Apa jadinya jika seseorang yang sudah meninggal dunia hidup kembali namun hanya terbatas dalam waktu 24 jam?
Itulah yang dialami oleh Ethan Hawke saat memerankan seorang mantan tentara Amerika Serikat, Travis Conrad dalam film "24 Hours to Live". Film besutan Brian Smrz ini bercerita tentang Travis yang ditugaskan untuk membunuh Keith Zera (Tyrone Keogh) dan Lin Besseth (Xu Qing) oleh kelompok Red Mountain.Â
Zera sendiri adalah mantan anggota Red Mountain yang memegang informasi penting sementara Lin adalah seorang polisi internasional. Mulanya ia tidak mau terlibat.

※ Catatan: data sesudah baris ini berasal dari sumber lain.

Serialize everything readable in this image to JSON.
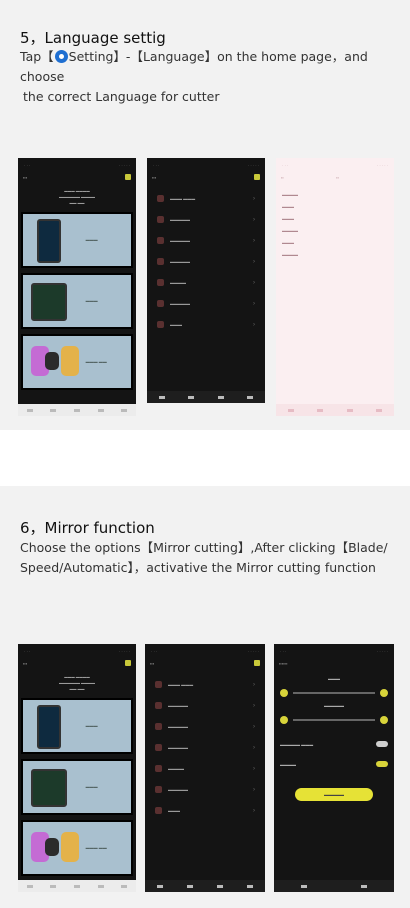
{
  "section5": {
    "heading": "5，Language settig",
    "line1_pre": "Tap【",
    "line1_post": "Setting】-【Language】on the home page，and choose",
    "line2": "the correct Language for cutter",
    "setting_icon": "gear-icon"
  },
  "section6": {
    "heading": "6，Mirror function",
    "line1": "Choose the options【Mirror cutting】,After clicking【Blade/",
    "line2": "Speed/Automatic】，activative the Mirror cutting function"
  },
  "colors": {
    "panel_bg": "#f2f2f2",
    "screen_dark": "#141414",
    "screen_pink": "#fbeff1",
    "accent_yellow": "#e6e236",
    "icon_blue": "#1f6fd1"
  }
}
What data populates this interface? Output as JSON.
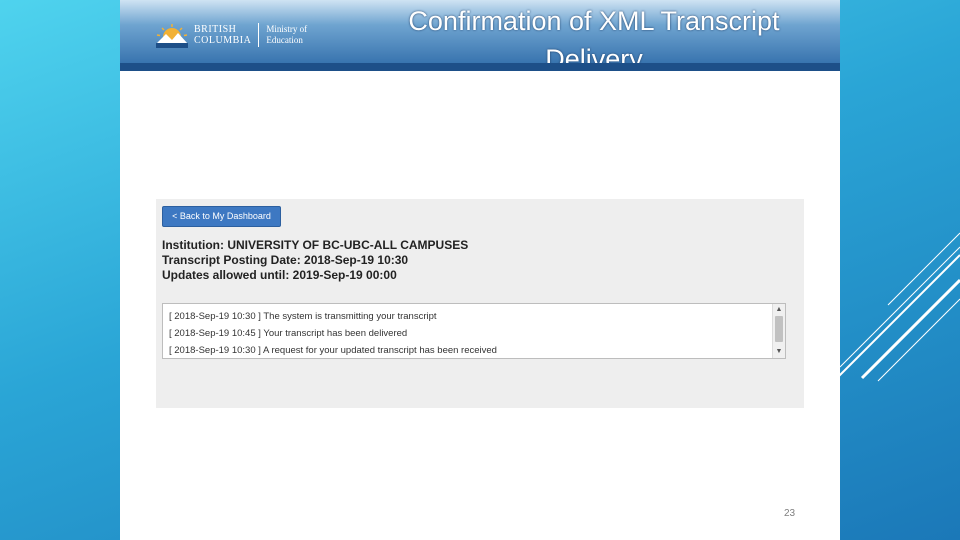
{
  "slide": {
    "title_line1": "Confirmation of XML Transcript",
    "title_line2": "Delivery",
    "page_number": "23"
  },
  "logo": {
    "line1": "BRITISH",
    "line2": "COLUMBIA",
    "ministry_line1": "Ministry of",
    "ministry_line2": "Education"
  },
  "panel": {
    "back_button": "< Back to My Dashboard",
    "institution": "Institution: UNIVERSITY OF BC-UBC-ALL CAMPUSES",
    "posting_date": "Transcript Posting Date: 2018-Sep-19 10:30",
    "updates_until": "Updates allowed until: 2019-Sep-19 00:00",
    "log": [
      "[ 2018-Sep-19 10:30 ] The system is transmitting your transcript",
      "[ 2018-Sep-19 10:45 ] Your transcript has been delivered",
      "[ 2018-Sep-19 10:30 ] A request for your updated transcript has been received"
    ]
  },
  "icons": {
    "logo_mark": "sun-mountains-logo-icon",
    "scroll_up": "chevron-up-icon",
    "scroll_down": "chevron-down-icon"
  },
  "colors": {
    "button_blue": "#3d78c2",
    "banner_blue": "#2d6aa8",
    "background_cyan": "#4fd3ee",
    "background_blue": "#1b78b8"
  }
}
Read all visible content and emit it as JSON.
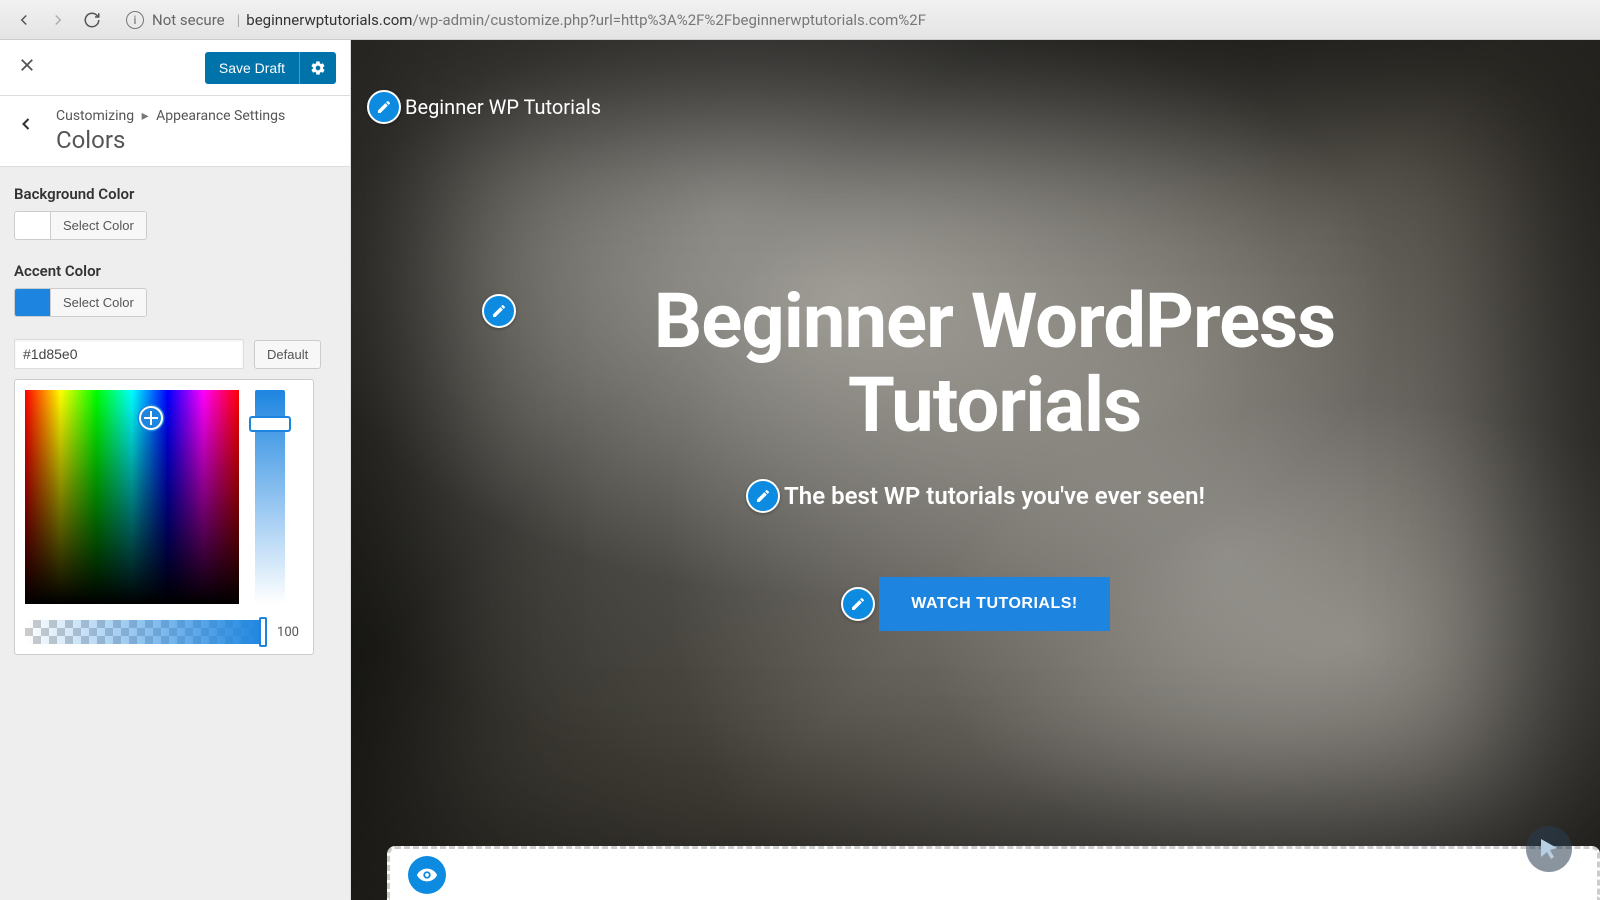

Namun karena bujukan Jim (Paul Anderson), salah seorang sahabatnya yang terjebak di Red Mountain dan atas iming-iming uang sebesar USD 2 juta, ia pun mengiyakan tawaran tersebut.
Setelah mendapatkan informasi tentang keberadaan Lin yang sedang berada di Afrika Selatan, segeralah ia menemuinya. Pada awalnya ia berniat membunuh Lin. Namun pemikiran itu seketika berubah sejak bayang-bayang istri dan anaknya yang telah meninggal karena dibunuh terus terngiang-ngiang di otaknya.Â
Sadar bahwa kehilangan anak dan istri itu menyakitkan, maka ia pun membatalkan niatnya untuk menuntaskan tugas dari Red Mountain. Sayangnya, niat baiknya justru membuat nyawanya terancam. Lin yang terlanjur tahu bahwa Travis adalah anggota Red Mountain menyerangnya dengan pistol. Travis pun dinyatakan meregang nyawa.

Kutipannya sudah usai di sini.